In the 2007 Microsoft TechEd conference I joined a Birds of a Feather, that is, a discussion session, on software coding standards. The discussion was going through those 'interesting' topics: indentation, convention of variable names, etc. At one point the presenter/moderator showed this C# example:
int a = 3.14;
And asked the audience to comment. I guess the first person said that the variable should be called pi. The second person said it should be PI, in uppercase. Then the third person said that the type should be a double and not an int.
double PI = 3.14;
My position, which I stated at some point, was that the discussion was going in the wrong direction, that these kind of standards are a waste of time. I was crucified by most, and congratulated by a few after the session. More on that below...
This is how my thought progressed.
1- It shouldn't be
double PI = 3.14;
The developer should use Math.PI instead of creating a variable.
2- Why do you need to reference PI? Are you sure you are coding against the requirements?
3 - What are the requirements? Are you sure the requirements reflect what the customer wants?

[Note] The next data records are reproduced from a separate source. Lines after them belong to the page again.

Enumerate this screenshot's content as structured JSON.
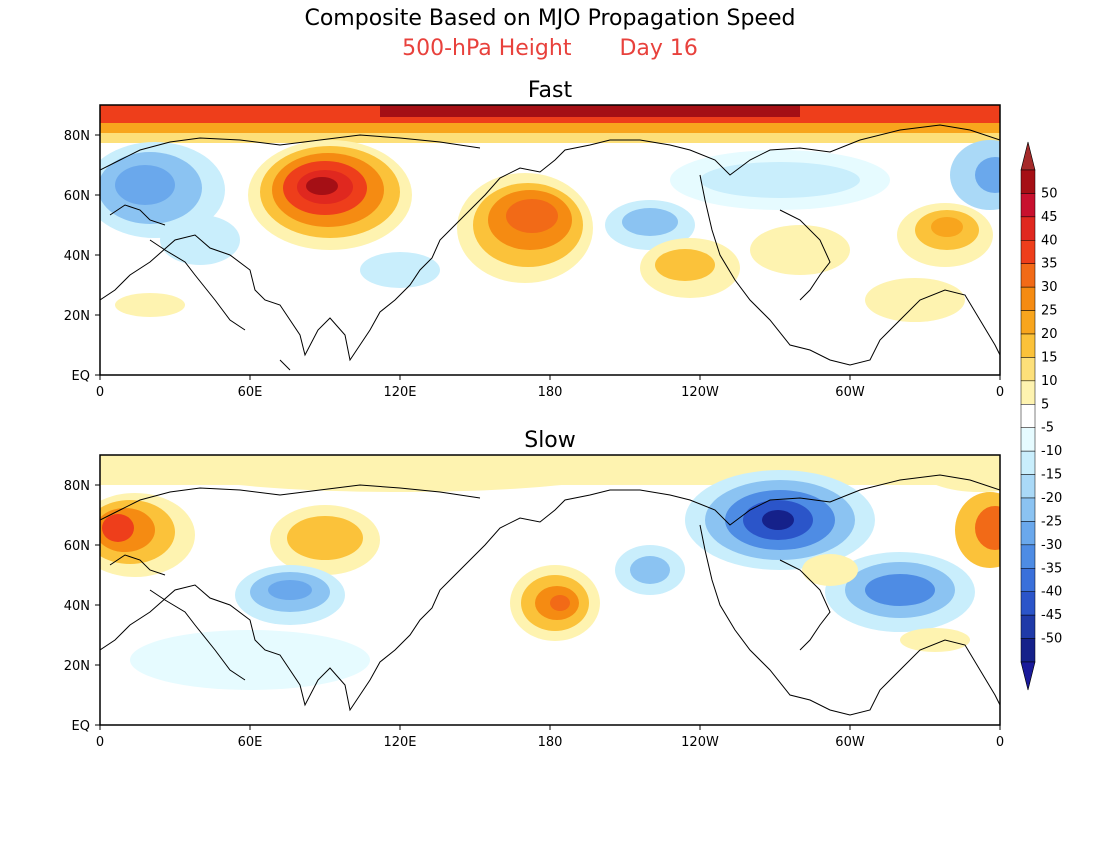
{
  "title": "Composite Based on MJO Propagation Speed",
  "subtitle_left": "500-hPa Height",
  "subtitle_right": "Day 16",
  "panels": [
    {
      "title": "Fast"
    },
    {
      "title": "Slow"
    }
  ],
  "axes": {
    "lat_ticks": [
      "EQ",
      "20N",
      "40N",
      "60N",
      "80N"
    ],
    "lon_ticks": [
      "0",
      "60E",
      "120E",
      "180",
      "120W",
      "60W",
      "0"
    ]
  },
  "colorbar": {
    "labels": [
      "50",
      "45",
      "40",
      "35",
      "30",
      "25",
      "20",
      "15",
      "10",
      "5",
      "-5",
      "-10",
      "-15",
      "-20",
      "-25",
      "-30",
      "-35",
      "-40",
      "-45",
      "-50"
    ],
    "colors": [
      "#a50f15",
      "#c8102e",
      "#e0281f",
      "#ee3e1b",
      "#f26a17",
      "#f58b12",
      "#f8a51d",
      "#fbc23a",
      "#fde07a",
      "#fef3b0",
      "#ffffff",
      "#e6fbff",
      "#c9eefc",
      "#aad9f7",
      "#8bc3f2",
      "#6aa8ec",
      "#4e8ce4",
      "#3a70da",
      "#2b55c9",
      "#1f3aa8",
      "#15218a"
    ],
    "top_arrow_color": "#a52a2a",
    "bottom_arrow_color": "#1a1a9a"
  }
}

4- Who is the costumer? Is the customer sure that the requirements and what they want address what they need?
Going back to the discussion, people were angry with my 'disregard' for coding standards because they had high costs of software maintenance, low levels of programming productivity and so on.

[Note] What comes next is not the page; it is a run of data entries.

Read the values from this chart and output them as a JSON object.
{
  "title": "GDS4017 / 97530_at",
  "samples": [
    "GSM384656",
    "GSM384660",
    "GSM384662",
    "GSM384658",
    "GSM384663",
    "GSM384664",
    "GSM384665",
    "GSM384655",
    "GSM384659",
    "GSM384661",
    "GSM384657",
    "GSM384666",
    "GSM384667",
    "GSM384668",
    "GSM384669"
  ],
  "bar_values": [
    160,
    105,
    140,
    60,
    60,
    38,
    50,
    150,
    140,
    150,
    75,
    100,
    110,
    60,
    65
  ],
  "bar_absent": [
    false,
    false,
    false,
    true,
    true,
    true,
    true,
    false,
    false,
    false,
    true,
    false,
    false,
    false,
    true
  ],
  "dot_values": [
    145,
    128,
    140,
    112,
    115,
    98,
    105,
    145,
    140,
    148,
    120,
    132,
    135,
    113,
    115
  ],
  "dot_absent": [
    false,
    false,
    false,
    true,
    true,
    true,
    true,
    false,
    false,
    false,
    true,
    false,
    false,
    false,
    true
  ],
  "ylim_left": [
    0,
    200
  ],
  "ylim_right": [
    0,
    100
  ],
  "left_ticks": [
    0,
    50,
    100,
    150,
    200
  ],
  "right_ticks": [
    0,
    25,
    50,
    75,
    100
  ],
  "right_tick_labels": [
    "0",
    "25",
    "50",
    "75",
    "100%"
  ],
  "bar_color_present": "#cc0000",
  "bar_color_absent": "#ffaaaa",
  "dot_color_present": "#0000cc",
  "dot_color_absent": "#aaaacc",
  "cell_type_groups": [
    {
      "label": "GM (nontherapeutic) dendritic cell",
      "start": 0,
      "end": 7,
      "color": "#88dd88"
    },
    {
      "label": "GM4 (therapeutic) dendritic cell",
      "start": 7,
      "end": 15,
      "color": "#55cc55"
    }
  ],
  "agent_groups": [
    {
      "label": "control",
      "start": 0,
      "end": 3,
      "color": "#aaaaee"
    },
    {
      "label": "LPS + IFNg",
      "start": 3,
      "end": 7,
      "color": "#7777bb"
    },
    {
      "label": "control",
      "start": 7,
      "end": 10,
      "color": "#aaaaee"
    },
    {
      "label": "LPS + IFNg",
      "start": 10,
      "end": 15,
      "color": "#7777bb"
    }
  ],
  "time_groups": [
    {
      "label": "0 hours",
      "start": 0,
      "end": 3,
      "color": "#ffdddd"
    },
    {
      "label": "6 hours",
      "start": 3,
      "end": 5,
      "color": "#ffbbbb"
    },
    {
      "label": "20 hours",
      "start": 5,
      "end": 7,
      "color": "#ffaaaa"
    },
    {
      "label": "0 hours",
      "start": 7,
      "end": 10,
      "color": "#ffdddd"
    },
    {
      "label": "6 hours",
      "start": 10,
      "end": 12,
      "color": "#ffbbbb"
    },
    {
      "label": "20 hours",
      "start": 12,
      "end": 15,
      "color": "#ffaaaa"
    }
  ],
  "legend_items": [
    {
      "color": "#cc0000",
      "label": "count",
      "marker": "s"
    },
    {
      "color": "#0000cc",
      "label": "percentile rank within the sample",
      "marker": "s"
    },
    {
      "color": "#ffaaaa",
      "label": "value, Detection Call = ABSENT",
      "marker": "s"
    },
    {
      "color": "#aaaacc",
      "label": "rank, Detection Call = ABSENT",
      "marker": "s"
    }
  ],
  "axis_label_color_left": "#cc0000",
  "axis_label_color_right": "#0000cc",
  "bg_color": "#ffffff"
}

"If everyone codes in different ways nobody will understand each other's code."
"I opened source code of 20 years ago and there was no comment."
"If only we could unify our coding standards we could fix more quickly the bugs"
etc
My intuition: they were looking for a scapegoat for their problems. With the average American IT manager living in a modernist and consumerist society it's natural to look for quick fixes to problems. Here are some other items for the discussion:
- If you are having problems with maintenance, take a look at second look at the source. Would developers create better software if they were trained? Is training not accessible to many or is training in general not effective in this problem?
- Instead of debating coding standards, why not speak about software patterns and reuse?
- What about the project life cycle? Are developers creating bad software because of the lack of software methodologies?
- Are developers creating bad software because of time pressure and an office culture of competition instead of cooperation?
- How many times do developers reinvent the wheel because they are not humble enough to reuse other software? How many times do developers reinvent the wheel and create bloated code because they want to create problems only to solve them later to justify their position and work?
- What about time to market? At times it is better to ship quickly 'bad' software. Or better, to ship simpler (well documented, well thought) software.
- (Making a point just for the sake of discussion: ) It's better not to comment the code so that whoever reads it after will really think about he/she is reading and make an effort to better understand the code.